Corruption, Murder and Canadian Mining in Mexico: The Case of Blackfire Exploration and the Canadian Embassy
Documents released from the Canadian Department of Foreign Affairs and International Trade (DFAIT) under an access to information request raise serious concerns about the conduct of the Canadian Embassy in Mexico. Throughout a conflict involving Blackfire Exploration’s mining activities in the municipality of Chicomuselo, Chiapas that saw an activist shot and ultimately triggered an RCMP investigation over corruption, it appears the Embassy provided instrumental and unconscionable support to the operations of a Canadian mining company in Mexico.
Overall, the released documents suggest that in the case of Blackfire, the Embassy provided virtually unconditional support in spite of the company’s behaviour and the Embassy’s awareness of the tensions around the mine site. The documents also establish that Mariano Abarca was known to the Embassy before he was murdered. In July 2009, Mariano delivered a speech outside the Embassy in Mexico City, and in August 2009 the Embassy reported receiving 1,400 letters about Abarca following his arrest and detention based on a complaint filed by a Blackfire representative in Mexico. Even after Abarca had been killed, the mine had been suspended, and corruption allegations had surfaced, the Embassy continued to defend the company to Mexican state officials and provided it with information on how to sue the state of Chiapas under the North American Free Trade Agreement (NAFTA) for closing the mine.

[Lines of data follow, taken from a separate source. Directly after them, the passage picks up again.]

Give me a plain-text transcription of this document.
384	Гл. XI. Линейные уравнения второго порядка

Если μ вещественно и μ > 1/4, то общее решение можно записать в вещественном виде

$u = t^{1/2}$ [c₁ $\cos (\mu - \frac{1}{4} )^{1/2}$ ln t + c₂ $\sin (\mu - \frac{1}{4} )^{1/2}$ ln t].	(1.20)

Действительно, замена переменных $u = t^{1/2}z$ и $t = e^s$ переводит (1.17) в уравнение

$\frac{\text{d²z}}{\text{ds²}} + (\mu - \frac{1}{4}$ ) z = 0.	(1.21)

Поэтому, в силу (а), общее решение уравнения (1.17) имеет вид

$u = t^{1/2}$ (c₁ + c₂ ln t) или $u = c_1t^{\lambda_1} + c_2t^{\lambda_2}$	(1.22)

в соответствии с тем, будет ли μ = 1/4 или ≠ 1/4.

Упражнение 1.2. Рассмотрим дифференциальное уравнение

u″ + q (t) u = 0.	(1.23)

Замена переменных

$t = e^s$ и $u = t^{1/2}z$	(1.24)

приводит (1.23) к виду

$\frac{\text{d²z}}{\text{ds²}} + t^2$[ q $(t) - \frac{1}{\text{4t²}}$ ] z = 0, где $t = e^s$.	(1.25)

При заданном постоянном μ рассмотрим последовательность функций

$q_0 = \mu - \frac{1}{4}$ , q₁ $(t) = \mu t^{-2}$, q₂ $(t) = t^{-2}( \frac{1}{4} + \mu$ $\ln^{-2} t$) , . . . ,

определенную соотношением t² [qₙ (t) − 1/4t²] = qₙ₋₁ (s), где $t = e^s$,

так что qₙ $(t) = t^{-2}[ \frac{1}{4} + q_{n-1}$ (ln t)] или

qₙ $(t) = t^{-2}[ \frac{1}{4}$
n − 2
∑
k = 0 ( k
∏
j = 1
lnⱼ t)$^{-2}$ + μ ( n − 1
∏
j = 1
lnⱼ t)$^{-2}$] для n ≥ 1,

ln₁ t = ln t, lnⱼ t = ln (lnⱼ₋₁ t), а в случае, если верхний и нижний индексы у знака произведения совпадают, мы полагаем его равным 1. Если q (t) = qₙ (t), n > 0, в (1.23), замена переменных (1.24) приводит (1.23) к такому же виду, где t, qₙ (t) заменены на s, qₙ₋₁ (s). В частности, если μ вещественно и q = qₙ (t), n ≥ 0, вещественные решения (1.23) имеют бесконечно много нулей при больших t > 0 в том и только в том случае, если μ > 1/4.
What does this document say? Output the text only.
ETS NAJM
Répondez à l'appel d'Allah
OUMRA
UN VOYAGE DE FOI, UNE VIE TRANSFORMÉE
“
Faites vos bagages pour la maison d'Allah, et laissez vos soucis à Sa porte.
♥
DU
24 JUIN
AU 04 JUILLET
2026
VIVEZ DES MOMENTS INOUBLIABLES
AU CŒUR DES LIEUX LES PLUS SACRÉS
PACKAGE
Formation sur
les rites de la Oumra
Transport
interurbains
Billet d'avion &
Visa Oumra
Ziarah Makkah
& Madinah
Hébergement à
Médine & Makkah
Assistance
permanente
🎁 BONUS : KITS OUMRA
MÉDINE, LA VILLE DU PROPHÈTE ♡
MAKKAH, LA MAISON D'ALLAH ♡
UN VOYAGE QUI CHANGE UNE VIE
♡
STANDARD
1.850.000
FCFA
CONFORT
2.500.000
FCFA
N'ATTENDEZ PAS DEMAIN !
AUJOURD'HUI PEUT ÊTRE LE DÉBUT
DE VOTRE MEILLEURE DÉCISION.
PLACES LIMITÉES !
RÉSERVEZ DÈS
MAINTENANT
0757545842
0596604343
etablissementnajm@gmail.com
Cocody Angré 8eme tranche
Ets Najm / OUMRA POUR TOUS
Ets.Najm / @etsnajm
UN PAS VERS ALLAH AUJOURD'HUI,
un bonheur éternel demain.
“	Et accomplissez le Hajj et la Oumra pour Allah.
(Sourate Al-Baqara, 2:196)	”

An analysis of the DFAIT documents and ancillary materials supports the following conclusions. First, the Embassy’s active and unquestioning support may have acted as a disincentive for Blackfire to comply with local and international laws. Second, in doing so, the Embassy failed to uphold Canada’s own policies, as well as its international obligation to promote universal respect for human rights.